Watch Dogs: Legion. W co zagramy w październiku 2020?
Spis treści
Watch Dogs: Legion
Data premiery: 29 października 2020
INFORMACJE
- Gatunek: sandboksowa gra akcji
- Platformy: PC, PS4, XOne
- Przybliżona cena: ok. 219 zł (PC), ok. 239 zł (PS4, XOne)

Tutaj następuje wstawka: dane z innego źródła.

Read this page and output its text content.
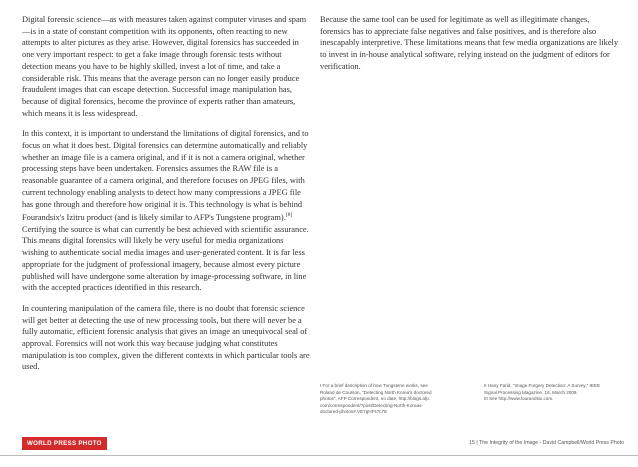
Digital forensic science—as with measures taken against computer viruses and spam—is in a state of constant competition with its opponents, often reacting to new attempts to alter pictures as they arise. However, digital forensics has succeeded in one very important respect: to get a fake image through forensic tests without detection means you have to be highly skilled, invest a lot of time, and take a considerable risk. This means that the average person can no longer easily produce fraudulent images that can escape detection. Successful image manipulation has, because of digital forensics, become the province of experts rather than amateurs, which means it is less widespread.

In this context, it is important to understand the limitations of digital forensics, and to focus on what it does best. Digital forensics can determine automatically and reliably whether an image file is a camera original, and if it is not a camera original, whether processing steps have been undertaken. Forensics assumes the RAW file is a reasonable guarantee of a camera original, and therefore focuses on JPEG files, with current technology enabling analysts to detect how many compressions a JPEG file has gone through and therefore how original it is. This technology is what is behind Fourandsix's Izitru product (and is likely similar to AFP's Tungstene program).[8] Certifying the source is what can currently be best achieved with scientific assurance. This means digital forensics will likely be very useful for media organizations wishing to authenticate social media images and user-generated content. It is far less appropriate for the judgment of professional imagery, because almost every picture published will have undergone some alteration by image-processing software, in line with the accepted practices identified in this research.

In countering manipulation of the camera file, there is no doubt that forensic science will get better at detecting the use of new processing tools, but there will never be a fully automatic, efficient forensic analysis that gives an image an unequivocal seal of approval. Forensics will not work this way because judging what constitutes manipulation is too complex, given the different contexts in which particular tools are used.

Because the same tool can be used for legitimate as well as illegitimate changes, forensics has to appreciate false negatives and false positives, and is therefore also inescapably interpretive. These limitations means that few media organizations are likely to invest in in-house analytical software, relying instead on the judgment of editors for verification.

I For a brief description of how Tungstene works, see
Roland de Courson, "Detecting North Korea's doctored
photos", AFP Correspondent, no date, http://blogs.afp.
com/correspondent/?post/Detecting-North-Koreas-
doctored-photos#.VE7gHFs7c7E
II Hany Farid, "Image Forgery Detection: A Survey," IEEE
Signal Processing Magazine, 16, March 2009.
III See http://www.fourandsix.com.
WORLD PRESS PHOTO	15 | The Integrity of the Image - David Campbell/World Press Photo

Czym jest Watch Dogs: Legion?
Trzecia odsłona serii Watch Dogs zabierze nas do cyberpunkowego Londynu. Nie będziemy jednak sterować jednym bohaterem, tylko skompletujemy siatkę grywalnych agentów o unikatowych umiejętnościach oraz własnych specjalizacjach. Przełączając się pomiędzy nimi, będziemy wykonywać konkretne zadania – od cichego wykradania przedmiotów po uczestniczenie w otwartych walkach. Sporą rolę odegrają gadżety urozmaicające zabawę.

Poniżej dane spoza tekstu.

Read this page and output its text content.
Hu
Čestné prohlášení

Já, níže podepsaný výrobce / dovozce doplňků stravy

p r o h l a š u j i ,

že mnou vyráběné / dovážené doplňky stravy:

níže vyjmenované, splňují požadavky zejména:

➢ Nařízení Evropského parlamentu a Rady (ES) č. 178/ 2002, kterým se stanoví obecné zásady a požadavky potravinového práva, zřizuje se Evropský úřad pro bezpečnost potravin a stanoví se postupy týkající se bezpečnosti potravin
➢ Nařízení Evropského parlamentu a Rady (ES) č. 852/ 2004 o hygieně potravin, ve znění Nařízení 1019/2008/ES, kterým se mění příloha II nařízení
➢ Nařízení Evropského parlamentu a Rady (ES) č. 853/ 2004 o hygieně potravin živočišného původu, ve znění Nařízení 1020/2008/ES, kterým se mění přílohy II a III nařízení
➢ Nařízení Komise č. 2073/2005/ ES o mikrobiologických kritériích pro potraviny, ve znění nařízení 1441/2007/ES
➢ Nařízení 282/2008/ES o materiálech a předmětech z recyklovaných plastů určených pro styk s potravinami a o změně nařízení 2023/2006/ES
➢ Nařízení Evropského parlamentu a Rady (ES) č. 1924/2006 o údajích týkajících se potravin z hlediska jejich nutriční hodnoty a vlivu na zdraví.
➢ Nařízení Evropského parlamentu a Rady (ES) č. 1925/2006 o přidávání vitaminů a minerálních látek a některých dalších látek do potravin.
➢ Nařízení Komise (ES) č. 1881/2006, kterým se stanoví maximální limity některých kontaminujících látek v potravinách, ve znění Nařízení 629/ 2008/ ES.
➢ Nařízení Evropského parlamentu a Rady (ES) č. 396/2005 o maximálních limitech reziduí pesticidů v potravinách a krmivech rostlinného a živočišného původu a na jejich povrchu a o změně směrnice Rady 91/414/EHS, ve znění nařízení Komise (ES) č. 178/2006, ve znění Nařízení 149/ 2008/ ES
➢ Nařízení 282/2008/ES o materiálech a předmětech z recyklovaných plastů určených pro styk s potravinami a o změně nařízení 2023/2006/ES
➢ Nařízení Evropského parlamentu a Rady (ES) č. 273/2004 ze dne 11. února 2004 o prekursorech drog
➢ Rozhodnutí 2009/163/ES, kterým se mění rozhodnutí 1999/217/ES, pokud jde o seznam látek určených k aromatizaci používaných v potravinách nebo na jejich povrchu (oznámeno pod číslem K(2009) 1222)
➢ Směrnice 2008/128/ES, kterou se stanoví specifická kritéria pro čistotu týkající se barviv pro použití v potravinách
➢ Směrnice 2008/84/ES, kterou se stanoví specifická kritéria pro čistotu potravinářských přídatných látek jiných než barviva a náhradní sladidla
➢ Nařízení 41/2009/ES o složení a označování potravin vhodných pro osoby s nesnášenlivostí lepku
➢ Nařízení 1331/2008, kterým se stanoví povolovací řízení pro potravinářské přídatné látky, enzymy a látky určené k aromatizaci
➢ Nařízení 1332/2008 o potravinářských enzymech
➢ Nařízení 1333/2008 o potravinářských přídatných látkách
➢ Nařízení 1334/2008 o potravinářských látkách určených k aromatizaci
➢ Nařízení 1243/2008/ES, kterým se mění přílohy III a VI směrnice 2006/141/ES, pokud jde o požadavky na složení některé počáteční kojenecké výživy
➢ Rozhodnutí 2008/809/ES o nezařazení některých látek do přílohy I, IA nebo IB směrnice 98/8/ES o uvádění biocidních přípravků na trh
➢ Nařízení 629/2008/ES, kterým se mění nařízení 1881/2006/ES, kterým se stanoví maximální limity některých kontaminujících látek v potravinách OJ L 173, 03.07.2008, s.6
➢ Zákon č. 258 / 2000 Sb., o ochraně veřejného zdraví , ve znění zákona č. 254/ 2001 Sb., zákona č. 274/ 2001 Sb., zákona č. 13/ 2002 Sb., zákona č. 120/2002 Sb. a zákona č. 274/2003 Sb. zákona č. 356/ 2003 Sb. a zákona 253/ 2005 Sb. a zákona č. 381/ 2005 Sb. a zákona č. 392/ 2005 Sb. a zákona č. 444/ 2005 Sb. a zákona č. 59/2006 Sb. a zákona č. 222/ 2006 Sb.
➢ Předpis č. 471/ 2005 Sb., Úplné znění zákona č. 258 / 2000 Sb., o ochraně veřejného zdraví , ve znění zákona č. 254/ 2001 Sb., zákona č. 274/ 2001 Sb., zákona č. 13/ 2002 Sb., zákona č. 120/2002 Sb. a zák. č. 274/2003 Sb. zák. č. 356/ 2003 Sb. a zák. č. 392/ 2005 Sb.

W kogo wcielimy się w grze Watch Dogs: Legion?
Do naszej dyspozycji będą prawie wszystkie osoby neutralne, jakie spotkamy podczas wycieczki po Londynie. Mieszkańcy mają własne archetypy i przynależą do różnych kast. Pozwoli to na wykorzystanie policjanta, by poruszać się po terenie strzeżonym, lub pracownika budowy, aby użyć drona transportowego. Sednem zabawy w Legionie będzie delegowanie do konkretnych zadań różnych bohaterów – w zależności od sytuacji. Po co jednak to wszystko? Wielka Brytania opuściła Unię Europejską (brexit) i postawiła na automatyzację. Rozwój sztucznej inteligencji doprowadził do gwałtownego wzrostu bezrobocia. Ograniczono swobody obywatelskie, na ulicach rządzi prywatna organizacja militarna, a do tego oskarżono grupę hakerską DedSec o atak bombowy. Trzeba posprzątać cały ten bałagan!
Nasze oczekiwania
Już dawno wskoczyłem do hype trainu z napisem „Watch Dogs Legion”, ale moje oczekiwania względem tej gry wzrosły po przetestowaniu drugiej odsłony serii (tak, przycebuliłem na Epic Games Store, a co?!). „Dwójka” – głównie ze względu na przehipstrzenie głównych bohaterów oraz przesadnie luzackie podejście twórców do przedstawianej w grze historii – nie wszystkim przypadła do gustu, ale... mnie spodobała się o wiele bardziej niż mroczna i pompatyczna historia o zemście z pierwszej odsłony cyklu. Wydaje się, że Ubisoft kładzie mocny nacisk na wypośrodkowanie akcentów – z Legionu chcąc uczynić tytuł, który pokochają zarówno miłośnicy mocnej fabuły (c’mon, brexit tłem dla wydarzeń fabularnych?!), jak i solidnych akcentów humorystycznych w grach (staruszka zabójczyni jest tylko jednym z fajnych smaczków gameplayowych). No i możliwość rekrutacji NPC, przekładająca się na zwiększoną regrywalność tej produkcji – w końcu Ubisoft postawił na nowe rozwiązania, rezygnując z utartych schematów powielanych w kolejnych tytułach (patrz: seria Assassin’s Creed) i obiecuje coś świeżego pod względem gameplayu. Z przyjemnością wręczę Ubi pieniądze za swój egzemplarz Legionu!
Michał „Pajdos” Pajda
Tak mnie ta gra kusi – a zarazem tak mnie odpycha. Z jednej strony pomysł na setting jawi mi się jako kapitalny. Bardzo chętnie zagłębiłbym się w coś takiego jak kompleksowe wyobrażenie postbrexitowego Londynu. To temat na czasie, który daje niezłe pole do popisu scenarzyście, chcącemu stworzyć dojrzałą opowieść political fiction. Z drugiej zaś strony... No cóż, to Ubisoft. Firma, która ostatnio przoduje w porywaniu się na ciekawe, nawet ambitne motywy i spłycaniu ich do granic możliwości. Pewnie dwa razy więcej deweloperów przydzielono do projektowania rozgrywki w skórze wojowniczej babci, żeby streamerzy (i ich widzowie) skakali z radości, niż do kształtowania dialogów i fabuły. Ale może i tak zagram... gdy trafi się kolejny darmowy weekend z Uplay+.